20 ottobre, 2014

“Vocazione” di Danio Manfredini. La vocazione invisibile. Di Cristina Zanotto


Teatro delle Passioni, Modena, Festival Vie – Modena. Sabato 11 ottobre 2014

Ho rivisto Manfredini dopo quasi sette anni.
La prima volta lo vidi sul palco per lo spettacolo Il Sacro segno dei Mostri, sempre all’interno del Vie Festival a Modena.
Questa volta lo ritrovo, sempre sullo stesso palco, con lo spettacolo Vocazione.
Con la parola vocazione si individua una persona che ha un trasporto innato nel vivere un certo tipo di vita, che ha una particolare sensibilità.

La vocazione, qualcosa di forte che spinge la persona a intraprendere una strada che sente dal di dentro, che è quella e quella soltanto. Vocazione è sacrificio, passione, amore incondizionato verso qualcosa che non sai nemmeno se ti farà bene, se ti farà felice.
Vocazione è un istinto a percorre una strada che non sai bene nemmeno tu dove finisce.

Manfredini porta in scena Vocazione, un viaggio se vogliamo nei meandri intimi dei pensieri dell’attore, nelle sue paure, nel desiderio di diventare qualcuno, di essere ricordato, la paura del fallimento, la rassegnazione nella vecchiaia.
Un quadro comico, ironico e a tratti straziante. Lo racconta attraverso pezzi di suoi spettacoli e di personaggi di lavori importanti come Nina del Gabbiano di Cechov, Minetti di Thomas Bernhard, (lo incontriamo all’inizio, il ritratto dell’anziano divo la cui esistenza sembra possibile solo nei panni di Re Lear). E poi c’è il Canto del cigno di Cechov e l’attore fallito di Un anno con 13 lune di Fassbinder, diventato il cinico uomo d’affari pronto ad abbandonare l’amante incolpandola della sua misera fine, lei che per lui ha cambiato sesso.

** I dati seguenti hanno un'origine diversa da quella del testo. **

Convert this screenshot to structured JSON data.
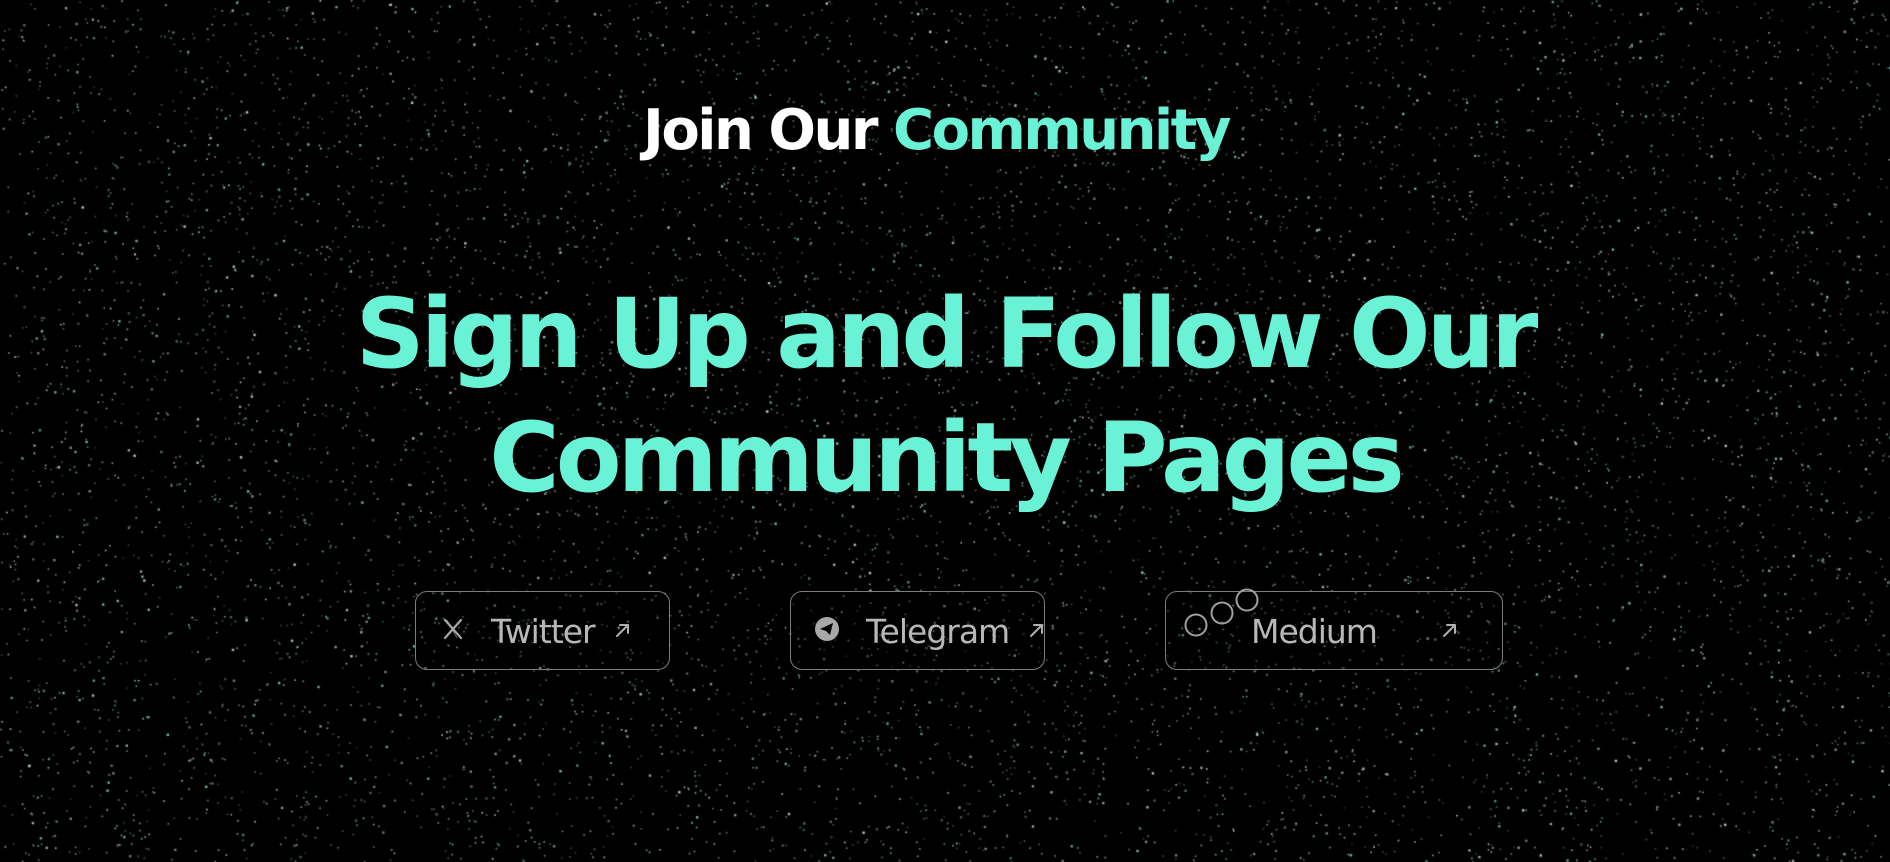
{
  "section": {
    "eyebrow_part1": "Join Our",
    "eyebrow_part2": "Community",
    "headline_line1": "Sign Up and Follow Our",
    "headline_line2": "Community Pages"
  },
  "links": [
    {
      "label": "Twitter",
      "icon": "x-logo-icon"
    },
    {
      "label": "Telegram",
      "icon": "telegram-icon"
    },
    {
      "label": "Medium",
      "icon": "medium-icon"
    }
  ],
  "colors": {
    "background": "#000000",
    "accent": "#6af2d6",
    "text_white": "#ffffff",
    "button_border": "#7d7d7d",
    "button_text": "#b7b7b7"
  }
}
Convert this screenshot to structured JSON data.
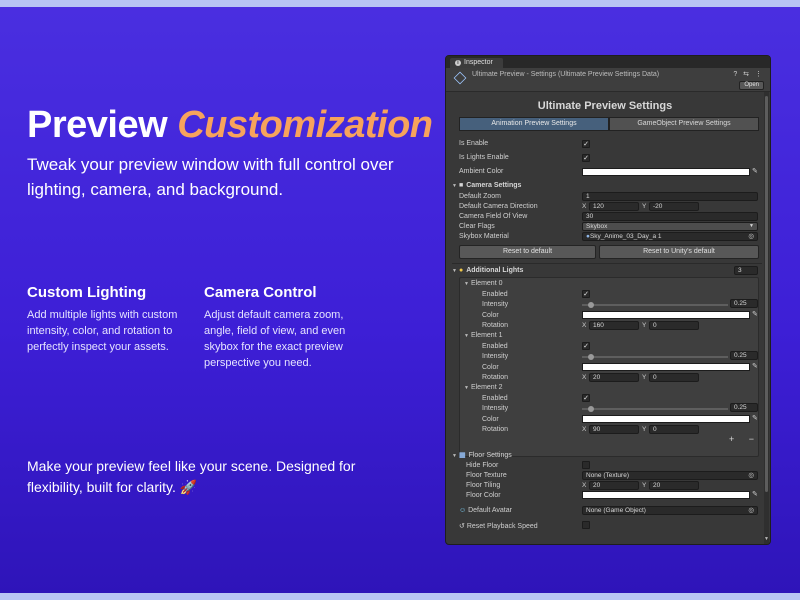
{
  "hero": {
    "title_plain": "Preview",
    "title_accent": "Customization",
    "subtitle": "Tweak your preview window with full control over lighting, camera, and background."
  },
  "features": [
    {
      "title": "Custom Lighting",
      "body": "Add multiple lights with custom intensity, color, and rotation to perfectly inspect your assets."
    },
    {
      "title": "Camera Control",
      "body": "Adjust default camera zoom, angle, field of view, and even skybox for the exact preview perspective you need."
    }
  ],
  "closing": "Make your preview feel like your scene. Designed for flexibility, built for clarity. 🚀",
  "inspector": {
    "tab_label": "Inspector",
    "header_title": "Ultimate Preview - Settings (Ultimate Preview Settings Data)",
    "header_icons": "? ⇆ ⋮",
    "open_label": "Open",
    "panel_title": "Ultimate Preview Settings",
    "tabs": [
      "Animation Preview Settings",
      "GameObject Preview Settings"
    ],
    "is_enable": "Is Enable",
    "is_lights_enable": "Is Lights Enable",
    "ambient_color": "Ambient Color",
    "camera_section": "Camera Settings",
    "default_zoom_label": "Default Zoom",
    "default_zoom_value": "1",
    "default_dir_label": "Default Camera Direction",
    "dir_x": "120",
    "dir_y": "-20",
    "fov_label": "Camera Field Of View",
    "fov_value": "30",
    "clear_flags_label": "Clear Flags",
    "clear_flags_value": "Skybox",
    "skybox_label": "Skybox Material",
    "skybox_value": "Sky_Anime_03_Day_a 1",
    "reset_default": "Reset to default",
    "reset_unity": "Reset to Unity's default",
    "lights_section": "Additional Lights",
    "lights_count": "3",
    "elements": [
      {
        "name": "Element 0",
        "intensity": "0.25",
        "rot_x": "160",
        "rot_y": "0"
      },
      {
        "name": "Element 1",
        "intensity": "0.25",
        "rot_x": "20",
        "rot_y": "0"
      },
      {
        "name": "Element 2",
        "intensity": "0.25",
        "rot_x": "90",
        "rot_y": "0"
      }
    ],
    "el_enabled": "Enabled",
    "el_intensity": "Intensity",
    "el_color": "Color",
    "el_rotation": "Rotation",
    "x_label": "X",
    "y_label": "Y",
    "plus_minus": "+ −",
    "floor_section": "Floor Settings",
    "hide_floor": "Hide Floor",
    "floor_texture": "Floor Texture",
    "floor_texture_value": "None (Texture)",
    "floor_tiling": "Floor Tiling",
    "tiling_x": "20",
    "tiling_y": "20",
    "floor_color": "Floor Color",
    "default_avatar": "Default Avatar",
    "default_avatar_value": "None (Game Object)",
    "reset_playback": "Reset Playback Speed"
  }
}
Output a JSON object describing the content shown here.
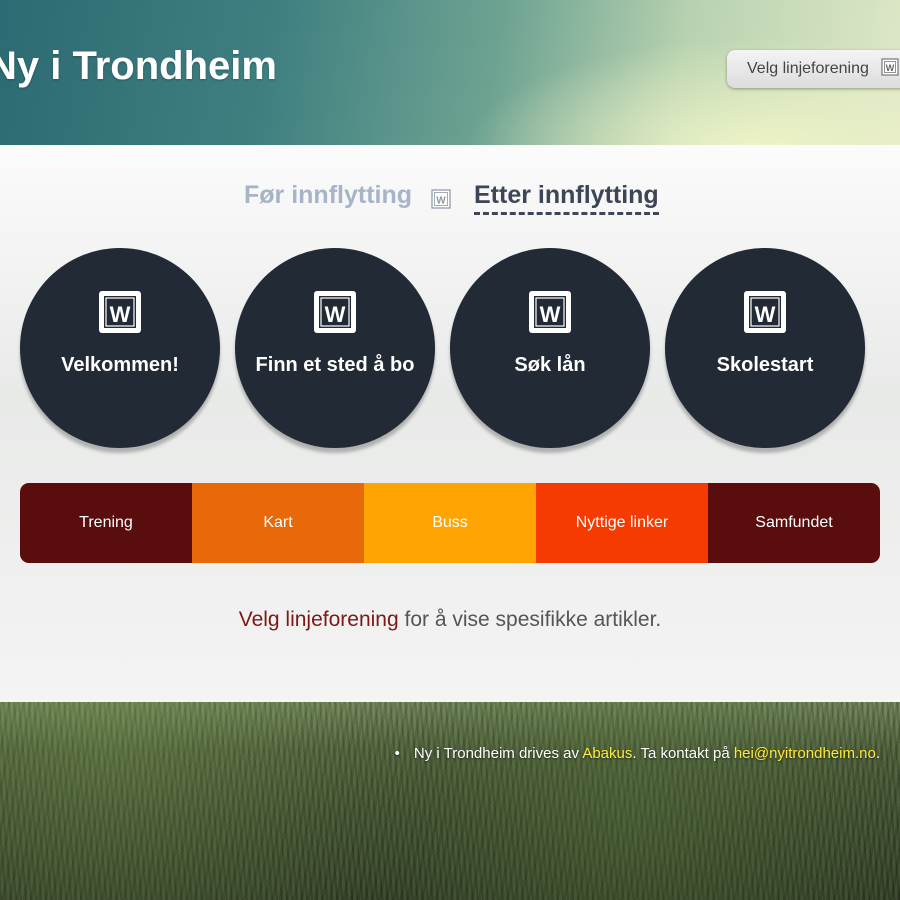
{
  "header": {
    "title": "Ny i Trondheim",
    "select_button": {
      "label": "Velg linjeforening",
      "icon": "abakus-logo-icon"
    }
  },
  "tabs": [
    {
      "label": "Før innflytting",
      "active": false,
      "color": "#a7b4c8"
    },
    {
      "label": "Etter innflytting",
      "active": true,
      "color": "#3d4656"
    }
  ],
  "tab_separator_icon": "abakus-logo-icon",
  "circles": [
    {
      "label": "Velkommen!",
      "icon": "abakus-logo-icon"
    },
    {
      "label": "Finn et sted å bo",
      "icon": "abakus-logo-icon"
    },
    {
      "label": "Søk lån",
      "icon": "abakus-logo-icon"
    },
    {
      "label": "Skolestart",
      "icon": "abakus-logo-icon"
    }
  ],
  "circle_color": "#222a36",
  "links_bar": [
    {
      "label": "Trening",
      "color": "#5a0d0d"
    },
    {
      "label": "Kart",
      "color": "#e8690a"
    },
    {
      "label": "Buss",
      "color": "#ffa400"
    },
    {
      "label": "Nyttige linker",
      "color": "#f53b00"
    },
    {
      "label": "Samfundet",
      "color": "#5a0d0d"
    }
  ],
  "notice": {
    "link": "Velg linjeforening",
    "text": " for å vise spesifikke artikler.",
    "link_color": "#7a1a16"
  },
  "footer": {
    "bullet": "•",
    "prefix": "Ny i Trondheim drives av ",
    "org_link": "Abakus",
    "middle": ". Ta kontakt på ",
    "email_link": "hei@nyitrondheim.no",
    "suffix": ".",
    "link_color": "#ffeb3b"
  }
}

Un palco quasi spoglio, qualche sedia ai lati della scena, un telo bianco che fa da sfondo. Al fianco di Manfredini c’è Vincenzo Del Prete, suo fedele compagno di lavoro che in scena sembra incarnare il ruolo della ragionevolezza. I due attori accompagnano lo spettatore in una discesa nei meandri della “disperazione attoriale”, in un vortice di personaggi e di situazioni, l’attore dannato, imprigionato dai suoi costumi, dalle sue molteplici realtà che non sono la sua realtà, la “condanna” consapevole di svuotarsi ogni volta che si entra sul palco, di annullarsi, per dare spazio al personaggio. La tragica commedia degli eventi.
Ciò che tocca nel profondo, a mio avviso, è la capacità di trasformazione di Manfredini in scena che è uno spettacolo per gli occhi e il cuore, un teatro fatto d’uomo e ci si rende conto di come la forza del palcoscenico sia nella potenza del personaggio che porta il pubblico in un'altra dimensione. Non servono effetti scenici strabilianti, musiche assordanti o invenzioni assurde, basta l’attore ma quello che ti smuove qualcosa dal di dentro, che ti fa stare seduto li in quel momento, nella platea buia, e non desideri andare da altre parti se non rimanere in quell’istante, quello che ti fa ridere e commuovere nel rapido cambio del respiro.

Come dice il Maestro:
quando dico lavori “teatrali” intendo che siano in grado di sollevare dei sentimenti. Una sorpresa, un incanto, un particolare stato d’animo. Il teatro per me va a collocarsi in quella zona dell’arte che smuove un dentro.” [D.Manfredini]

Manfredini smuove “il di dentro” e ti fa uscire dal teatro con l’anima frammentata, col cuore che trabocca di qualcosa che non sai definire, ma è soprattutto in quelle volte che succede che capisco perché amo il teatro.